Citing a need to capitalise on the knowledge and training that businesses invest in their employees over time, Nick Rodda, managing director of Global Speech Networks (GSN), has set his sights on keeping the company’s employee churn rate low.
While the typical tenure of IT staff tends to be about 12 months, GSN boasts average tenures of six to seven years, Rodda said.
“When a person leaves, so much of that knowledge that you have gained just walks out the door and it really inhibits your capacity to move as a business,” he said.
“The key for us, and for anyone trying to hire technology people, is that you’ve got to keep them [employees]. The knowledge and skills that they acquire over time is valuable.”
Rodda speculated that technically-minded workers tend to demand stimulating, dynamic work environments that allow them to be constantly learning and applying new skills.
Creative, innovative people are especially hard to retain, he said, emphasising that these are the employees who are necessary in improving existing products and who play a vital role in growing future business.
“The challenge for anyone trying to build technology in-house is that the people who implement technology aren’t necessarily the people who want to stay around and manage it,” he said.
“It is a very different technology person who likes to create, architect and design, as opposed to someone who likes to just manage something that already exists.”
As a hosted contact centre provider, GSN develops customised Software as a Service (SAAS) products for medium to large sized contact centres requiring any number from 40 to thousands of seats.
GSN services contact centres across a range of industries including financial services, telecommunications and logistics, and existing clients include Virgin Mobile and Couriers Please.
Contact centres have evolved from the traditional cost-driven arm of business to a service-orientated sector, Rodda said, describing new technical complexities to do with performance management software and automation.
Each different system and each new client presents new opportunities for GSN employees to experience different aspects of technology, he explained.
“We have lots of customers, and every customer is a new opportunity for an employee to experience something different and to innovate, so employees get that real diversity,” he said.
“We have the philosophy of not pigeonholing people into one technology; we give them a go on lots of things.
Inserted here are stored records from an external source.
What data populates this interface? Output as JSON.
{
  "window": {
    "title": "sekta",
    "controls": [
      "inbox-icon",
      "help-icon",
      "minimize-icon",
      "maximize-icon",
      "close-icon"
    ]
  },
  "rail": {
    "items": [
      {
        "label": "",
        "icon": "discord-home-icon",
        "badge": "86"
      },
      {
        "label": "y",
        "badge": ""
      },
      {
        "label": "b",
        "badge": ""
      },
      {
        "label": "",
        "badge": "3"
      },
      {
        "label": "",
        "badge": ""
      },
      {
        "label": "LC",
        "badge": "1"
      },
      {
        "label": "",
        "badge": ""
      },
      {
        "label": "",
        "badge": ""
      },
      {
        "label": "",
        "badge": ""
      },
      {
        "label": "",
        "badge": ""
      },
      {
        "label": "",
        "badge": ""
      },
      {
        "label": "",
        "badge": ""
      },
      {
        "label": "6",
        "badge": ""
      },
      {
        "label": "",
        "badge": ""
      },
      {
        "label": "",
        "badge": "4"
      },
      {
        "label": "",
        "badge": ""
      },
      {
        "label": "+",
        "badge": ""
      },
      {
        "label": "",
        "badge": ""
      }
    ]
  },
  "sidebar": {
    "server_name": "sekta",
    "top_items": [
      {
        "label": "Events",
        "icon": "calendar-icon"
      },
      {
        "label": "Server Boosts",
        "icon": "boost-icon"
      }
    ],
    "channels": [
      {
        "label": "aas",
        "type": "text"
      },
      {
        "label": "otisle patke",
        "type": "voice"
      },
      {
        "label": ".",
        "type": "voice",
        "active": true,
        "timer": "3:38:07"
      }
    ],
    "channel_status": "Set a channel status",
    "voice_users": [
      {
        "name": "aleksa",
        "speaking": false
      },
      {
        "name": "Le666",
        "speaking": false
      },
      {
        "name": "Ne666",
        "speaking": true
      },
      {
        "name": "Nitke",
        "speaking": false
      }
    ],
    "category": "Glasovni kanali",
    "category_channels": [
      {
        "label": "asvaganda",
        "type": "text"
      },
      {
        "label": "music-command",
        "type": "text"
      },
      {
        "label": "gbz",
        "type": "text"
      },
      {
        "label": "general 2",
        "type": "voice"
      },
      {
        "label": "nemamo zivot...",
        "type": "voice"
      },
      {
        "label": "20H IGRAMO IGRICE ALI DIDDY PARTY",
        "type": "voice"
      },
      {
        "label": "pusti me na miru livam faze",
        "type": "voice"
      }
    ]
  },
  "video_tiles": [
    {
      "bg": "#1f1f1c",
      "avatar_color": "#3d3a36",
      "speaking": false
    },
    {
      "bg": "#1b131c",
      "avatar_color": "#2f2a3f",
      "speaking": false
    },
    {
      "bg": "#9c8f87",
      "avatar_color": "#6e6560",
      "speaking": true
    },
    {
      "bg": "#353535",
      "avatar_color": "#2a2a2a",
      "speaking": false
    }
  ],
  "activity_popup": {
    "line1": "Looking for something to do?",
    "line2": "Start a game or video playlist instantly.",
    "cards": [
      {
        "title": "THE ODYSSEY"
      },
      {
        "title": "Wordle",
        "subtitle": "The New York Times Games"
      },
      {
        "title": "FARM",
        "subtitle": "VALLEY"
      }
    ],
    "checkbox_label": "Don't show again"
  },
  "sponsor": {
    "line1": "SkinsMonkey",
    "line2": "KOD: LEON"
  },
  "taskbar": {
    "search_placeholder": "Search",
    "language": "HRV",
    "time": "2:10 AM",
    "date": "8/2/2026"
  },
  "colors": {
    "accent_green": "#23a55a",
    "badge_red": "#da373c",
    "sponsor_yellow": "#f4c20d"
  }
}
I think it’s an important part of why we are successful.”
Meanwhile, hiring still presents a difficulty to the company, Rodda said, lamenting a lack of technically-minded people who also have a commercial understanding.
He also blamed the Australian tertiary education system for not keeping up with industry demands.
“It’s generally a large investment in graduates to get them up to speed,” he said. “We hire graduates from time to time with the intention of investing in them to make them productive in two years time.”
“It’s about keeping people,” he said. “We don’t need to hire 50 people per year because we’re churning them; our people stay with us for a long time.”